The Carlyle Group and Goldman Sachs have begun to market a CLO of leveraged loans that is designed to take advantage of loans trading at distressed prices. Unlike several recent deals and most of the other CLOs in the 2008 pipeline, the transaction is not made up of broken warehouse assets from the arrangers’ balance sheets: rather Carlyle and Goldman have sourced the loans from the secondary market.
The transaction is conspicuous by its sheer size. At €2bn, it is more than six times that of a traditionally managed European CLO. This granularity should give it extra investor appeal. Below the €1.47bn Triple A (Moody’s and S&P) piece there is a full capital structure that is rated down to B3/B– and an equity slice of 8% of the deal size.
Finding a home for that amount of paper, no matter what the price, will be a challenge. The Triple A piece is being marketed at the six-month Euribor plus 85bp area, which on a discount margin basis suggests an appealing plus 150bp for what is a comparatively short four-year WAL. This contrasts with normal CLOs, where the WAL is typically twice as long.
The €85m Aa/2/AA rated B class is talked of at the plus 225bp area and plus 250bp on a DM basis. Price talk on the €90m A3/A– piece is at the plus 325bp area (DM +525bp), that for the €70m Baa3/BBB– piece is at the plus 450bp area (DM +750bp area), the €50m Ba3/BB– piece is likely at the plus 650bp area (DM +1100bp area) and the €80m B3/B– piece is likely to arrive at the +1,000bp area (DM +1,500bp area). All these pieces have a five-year WAL.
Given very limited demand for these junior pieces, it is possible that Goldman may be obliged to retain and delta-hedge them away, as it did on an earlier synthetic CLO it did with Carlyle.
On the face of it, the economics of the deal make a lot of sense. At current levels, loan market prices imply average European defaults in excess of 8%, which is well above Moody’s 2009 prediction of a rise to a little over 3%. This effectively means the transaction is positioned to buy very sound credits at today’s extremely attractive prices.
Furthermore, because many of the loans are thought to have been ramped into the CLO at 92 cents on the euro or lower, the 8% unrated equity piece is essentially free.
“These are money-good loans so there is a good argument they could trade up to 96 in a relatively short period,” a banker away from the deal speculated. “That means the deal will deliver the usual Libor plus 300bp return – but it could well see an extra four to six points of return on top of that.” He went on to suggest that the transaction might feature a call within three years.
Once news of the deal broke, Carlyle was approached with many loan offers, but it responded that it was no longer interested in buying assets.
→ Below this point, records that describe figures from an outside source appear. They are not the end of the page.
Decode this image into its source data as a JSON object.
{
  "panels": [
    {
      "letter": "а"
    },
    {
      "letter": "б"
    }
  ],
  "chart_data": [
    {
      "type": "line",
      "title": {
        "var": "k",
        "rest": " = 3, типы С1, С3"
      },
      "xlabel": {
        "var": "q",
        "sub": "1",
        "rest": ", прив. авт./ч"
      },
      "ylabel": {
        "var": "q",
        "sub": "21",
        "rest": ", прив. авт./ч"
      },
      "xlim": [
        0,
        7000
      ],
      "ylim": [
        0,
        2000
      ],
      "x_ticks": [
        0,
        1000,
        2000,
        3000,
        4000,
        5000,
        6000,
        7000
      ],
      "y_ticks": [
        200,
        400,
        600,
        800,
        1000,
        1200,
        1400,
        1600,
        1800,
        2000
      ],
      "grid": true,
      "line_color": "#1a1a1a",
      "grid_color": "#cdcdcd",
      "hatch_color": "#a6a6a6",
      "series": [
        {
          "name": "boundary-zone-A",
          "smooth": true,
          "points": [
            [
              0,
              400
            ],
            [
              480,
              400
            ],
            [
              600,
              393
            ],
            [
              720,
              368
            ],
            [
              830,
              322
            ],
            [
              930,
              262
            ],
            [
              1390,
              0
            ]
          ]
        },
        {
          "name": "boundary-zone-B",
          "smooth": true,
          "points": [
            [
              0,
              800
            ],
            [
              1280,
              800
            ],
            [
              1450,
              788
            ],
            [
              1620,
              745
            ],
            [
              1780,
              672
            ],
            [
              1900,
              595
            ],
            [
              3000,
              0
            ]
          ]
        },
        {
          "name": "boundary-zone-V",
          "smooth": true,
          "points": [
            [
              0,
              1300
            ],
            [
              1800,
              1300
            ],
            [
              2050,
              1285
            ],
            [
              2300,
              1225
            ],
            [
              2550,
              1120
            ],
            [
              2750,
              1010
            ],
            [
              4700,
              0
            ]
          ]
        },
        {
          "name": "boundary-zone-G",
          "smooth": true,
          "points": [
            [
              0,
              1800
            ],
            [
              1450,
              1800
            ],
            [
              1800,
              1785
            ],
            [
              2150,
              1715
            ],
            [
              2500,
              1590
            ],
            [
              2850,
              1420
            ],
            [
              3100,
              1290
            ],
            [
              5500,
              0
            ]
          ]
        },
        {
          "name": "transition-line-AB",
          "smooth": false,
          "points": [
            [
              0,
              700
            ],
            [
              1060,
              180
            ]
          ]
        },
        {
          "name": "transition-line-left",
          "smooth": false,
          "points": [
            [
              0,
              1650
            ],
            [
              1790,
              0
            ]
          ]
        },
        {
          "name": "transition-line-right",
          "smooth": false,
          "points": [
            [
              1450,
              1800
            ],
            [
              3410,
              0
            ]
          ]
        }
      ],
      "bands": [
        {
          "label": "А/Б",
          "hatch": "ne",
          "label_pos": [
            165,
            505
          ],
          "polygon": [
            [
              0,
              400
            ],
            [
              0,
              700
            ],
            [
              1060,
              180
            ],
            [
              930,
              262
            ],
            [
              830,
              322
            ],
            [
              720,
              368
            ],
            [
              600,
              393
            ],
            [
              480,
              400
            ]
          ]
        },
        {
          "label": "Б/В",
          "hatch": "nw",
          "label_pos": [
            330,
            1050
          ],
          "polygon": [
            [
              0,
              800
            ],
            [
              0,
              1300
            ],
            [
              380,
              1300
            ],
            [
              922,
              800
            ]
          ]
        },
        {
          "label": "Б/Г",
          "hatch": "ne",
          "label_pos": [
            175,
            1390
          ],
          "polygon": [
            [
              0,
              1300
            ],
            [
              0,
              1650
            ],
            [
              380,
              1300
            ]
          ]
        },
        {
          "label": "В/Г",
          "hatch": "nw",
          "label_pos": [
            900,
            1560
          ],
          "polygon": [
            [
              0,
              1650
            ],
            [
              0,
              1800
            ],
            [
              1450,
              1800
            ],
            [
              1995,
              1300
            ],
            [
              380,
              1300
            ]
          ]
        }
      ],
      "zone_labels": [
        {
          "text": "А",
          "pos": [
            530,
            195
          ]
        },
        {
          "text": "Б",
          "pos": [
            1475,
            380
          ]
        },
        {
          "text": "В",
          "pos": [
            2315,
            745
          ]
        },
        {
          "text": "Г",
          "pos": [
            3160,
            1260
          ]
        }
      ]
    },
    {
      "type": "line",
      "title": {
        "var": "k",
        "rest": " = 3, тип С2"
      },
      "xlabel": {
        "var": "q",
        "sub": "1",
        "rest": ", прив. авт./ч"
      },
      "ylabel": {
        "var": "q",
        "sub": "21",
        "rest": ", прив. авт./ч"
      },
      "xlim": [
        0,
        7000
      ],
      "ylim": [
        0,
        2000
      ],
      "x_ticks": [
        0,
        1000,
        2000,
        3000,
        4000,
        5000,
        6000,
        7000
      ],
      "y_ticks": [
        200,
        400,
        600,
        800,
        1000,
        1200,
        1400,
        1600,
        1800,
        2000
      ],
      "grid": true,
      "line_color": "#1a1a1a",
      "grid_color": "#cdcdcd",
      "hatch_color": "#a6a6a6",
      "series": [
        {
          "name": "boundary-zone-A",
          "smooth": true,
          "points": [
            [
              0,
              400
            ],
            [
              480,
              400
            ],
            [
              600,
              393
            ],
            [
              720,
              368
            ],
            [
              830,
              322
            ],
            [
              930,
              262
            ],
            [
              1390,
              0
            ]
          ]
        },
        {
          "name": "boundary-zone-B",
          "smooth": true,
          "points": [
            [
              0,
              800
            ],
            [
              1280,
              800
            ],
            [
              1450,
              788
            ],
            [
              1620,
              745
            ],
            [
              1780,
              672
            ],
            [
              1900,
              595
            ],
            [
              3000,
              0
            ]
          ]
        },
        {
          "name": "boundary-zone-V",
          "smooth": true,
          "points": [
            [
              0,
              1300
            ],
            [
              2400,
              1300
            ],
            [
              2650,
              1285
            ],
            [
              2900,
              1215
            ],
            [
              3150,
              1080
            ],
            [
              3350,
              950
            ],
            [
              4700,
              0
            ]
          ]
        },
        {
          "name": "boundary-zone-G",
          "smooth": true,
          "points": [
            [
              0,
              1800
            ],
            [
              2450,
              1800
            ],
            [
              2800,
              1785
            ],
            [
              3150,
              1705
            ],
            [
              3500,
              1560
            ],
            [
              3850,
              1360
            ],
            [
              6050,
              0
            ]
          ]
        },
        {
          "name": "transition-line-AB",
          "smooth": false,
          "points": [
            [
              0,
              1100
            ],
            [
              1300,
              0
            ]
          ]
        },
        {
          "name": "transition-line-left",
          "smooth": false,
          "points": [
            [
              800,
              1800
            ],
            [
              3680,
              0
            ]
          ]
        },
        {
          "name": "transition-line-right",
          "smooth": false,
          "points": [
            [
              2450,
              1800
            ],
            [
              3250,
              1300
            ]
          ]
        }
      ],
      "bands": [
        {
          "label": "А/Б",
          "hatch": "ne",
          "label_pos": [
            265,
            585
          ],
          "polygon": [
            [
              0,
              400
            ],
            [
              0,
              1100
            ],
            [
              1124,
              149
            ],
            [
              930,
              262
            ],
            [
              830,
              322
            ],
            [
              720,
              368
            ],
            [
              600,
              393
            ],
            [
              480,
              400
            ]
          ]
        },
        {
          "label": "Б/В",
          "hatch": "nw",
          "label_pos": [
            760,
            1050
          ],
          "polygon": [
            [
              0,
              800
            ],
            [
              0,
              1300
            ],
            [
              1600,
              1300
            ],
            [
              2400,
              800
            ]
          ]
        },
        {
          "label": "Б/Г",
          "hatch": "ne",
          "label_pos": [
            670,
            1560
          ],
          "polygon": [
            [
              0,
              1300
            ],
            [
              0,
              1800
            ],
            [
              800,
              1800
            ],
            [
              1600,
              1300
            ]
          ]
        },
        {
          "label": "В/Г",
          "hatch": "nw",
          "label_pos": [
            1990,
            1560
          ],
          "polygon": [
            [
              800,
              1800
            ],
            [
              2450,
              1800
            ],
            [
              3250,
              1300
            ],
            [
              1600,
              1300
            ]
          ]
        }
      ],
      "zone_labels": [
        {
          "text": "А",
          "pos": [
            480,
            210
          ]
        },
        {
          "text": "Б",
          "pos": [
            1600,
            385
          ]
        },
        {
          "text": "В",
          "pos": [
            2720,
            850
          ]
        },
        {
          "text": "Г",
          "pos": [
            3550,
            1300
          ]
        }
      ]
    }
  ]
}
This has led some to conclude that the transaction is now close to fully ramped, adding to the impression that it has taken full advantage of today’s historically cheap loan levels.
Moreover, there is talk that Goldman was one of the main protagonists in helping trigger secondary loan market weakness. Bankers say that weakness had initially been exacerbated by stop-loss selling, as triggers were hit on market value CLOs and, more importantly, by triggers being hit on total return swap-based funds. As the LevX senior traded toward the 90 area, these funds were widely said to have faced mounting margin calls.
While bankers were ready to applaud Goldman and Carlyle for what they deemed a clever trade, some said that the fact that Goldman hadn’t already priced the deal suggested it had not yet lined up all the Triple A investors.
And having seemingly been behind the selling that caused many investors and managers so much angst, Goldman’s ability to distribute to those same clients could be compromised. “They’re not a franchise business – shorting the loan market is not good for clients who buy your loans,” a rival banker said.